After much panicked searching, the boy turned out to be at his grandmother’s house. He’d stayed there for two days without anyone knowing. I was relieved that he was safe, but troubled that the father didn’t seem to care about his missing child.
It’s cases like these that make my heart go out to the families in Singapore.
There’s no denying that there are multi-stressed families in our community. They often go by unnoticed, invisible. There is a plethora of funds and services that families can tap on to alleviate their situation, but in this complex landscape, the unfamiliar and weary may find it difficult to navigate. That’s where case management comes in.
It all started a time ago
I stumbled upon case management some seven years ago when I discovered that I enjoy bringing people together. A Case Manager first understands the needs of the client and prioritises them, then connects them with the relevant resources and checks in regularly to ensure that they are receiving the help they need. Morning Star deals with cases that are flagged up by our After-School Care, CareNights, NOVA Learning Intervention Programme and Family Wellness Division.
I like to think of myself as being the guide for individuals or families in the community. As we journey up the mountain together, we tackle financial boulders and brave relational storms.
It gets tricky
No two days are the same. Some days are stormier than others. The challenge comes when the parent and child have different expectations of each other.
The parent may seek a ‘quick fix’ to magically change their child’s behaviour, but I am no shaman. Relationships take time to build. The child, on the other hand, may think that Mummy or Daddy will understand her need for attention if she throws a tantrum. It hardly ever plays out that way.
One child had not seen her mother for two weeks because of her new work schedule, but she was afraid to tell Mummy. She grew moody and refused to cooperate, disrupting her classes in school. Her behaviour was brought to our attention and I met with the girl and her mother to help bridge the communication gap.
Sometimes children appear to have a lot of behavioural issues, but if you take the time to understand them deeper, you may realise that the behaviour is a manifestation of their cry for attention or help. They could just be afraid or uncertain of how to voice their feelings.
It’s always a blessing
When I see a family get back on their feet and renew their strength to go on, I am reminded that people are more resilient than we think.

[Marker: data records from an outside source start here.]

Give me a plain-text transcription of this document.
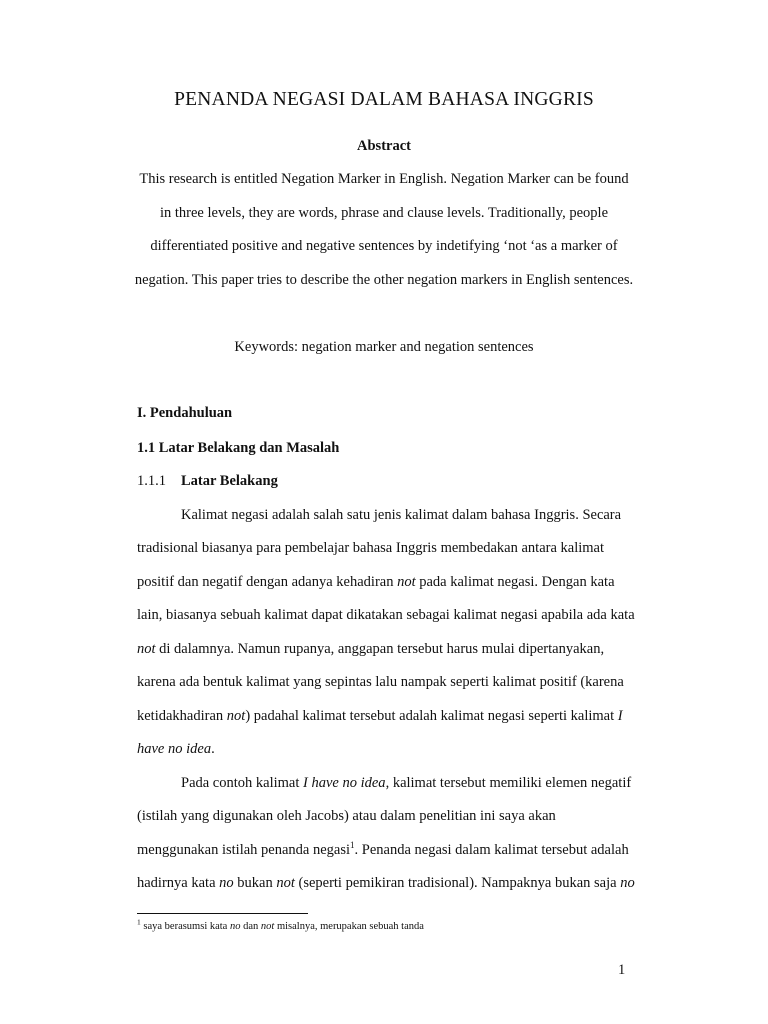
PENANDA NEGASI DALAM BAHASA INGGRIS
Abstract
This research is entitled Negation Marker in English. Negation Marker can be found
in three levels, they are words, phrase and clause levels. Traditionally, people
differentiated positive and negative sentences by indetifying ‘not ‘as a marker of
negation. This paper tries to describe the other negation markers in English sentences.
Keywords: negation marker and negation sentences
I. Pendahuluan
1.1 Latar Belakang dan Masalah
1.1.1 Latar Belakang
Kalimat negasi adalah salah satu jenis kalimat dalam bahasa Inggris. Secara
tradisional biasanya para pembelajar bahasa Inggris membedakan antara kalimat
positif dan negatif dengan adanya kehadiran not pada kalimat negasi. Dengan kata
lain, biasanya sebuah kalimat dapat dikatakan sebagai kalimat negasi apabila ada kata
not di dalamnya. Namun rupanya, anggapan tersebut harus mulai dipertanyakan,
karena ada bentuk kalimat yang sepintas lalu nampak seperti kalimat positif (karena
ketidakhadiran not) padahal kalimat tersebut adalah kalimat negasi seperti kalimat I
have no idea.
Pada contoh kalimat I have no idea, kalimat tersebut memiliki elemen negatif
(istilah yang digunakan oleh Jacobs) atau dalam penelitian ini saya akan
menggunakan istilah penanda negasi$^1$. Penanda negasi dalam kalimat tersebut adalah
hadirnya kata no bukan not (seperti pemikiran tradisional). Nampaknya bukan saja no
$^1$ saya berasumsi kata no dan not misalnya, merupakan sebuah tanda
1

One mother was working ten to thirteen hours a day, her husband was unemployed and the children had been eating biscuits for a week. She did not know about social services, so I linked her up with a family service centre and we were able to provide a care package for the family. Now the mother is more forthcoming and she approaches us when she needs help. The children benefit from the school pocket money fund and are happier at home.
Receiving help doesn’t just change the family’s situation; it changes their mindset. When they suddenly realise they aren’t alone and help is there if they only reach out, it takes away the sense of gloom and spurs them on; they are empowered to overcome their situation.
Journeying with a family as a Case Manager can be a steep climb, but it is worth it when you look back from the peak and see how far you’ve come together.
In the end, the best thing we can do for our children is just to take time to understand them and show that we love and care for them.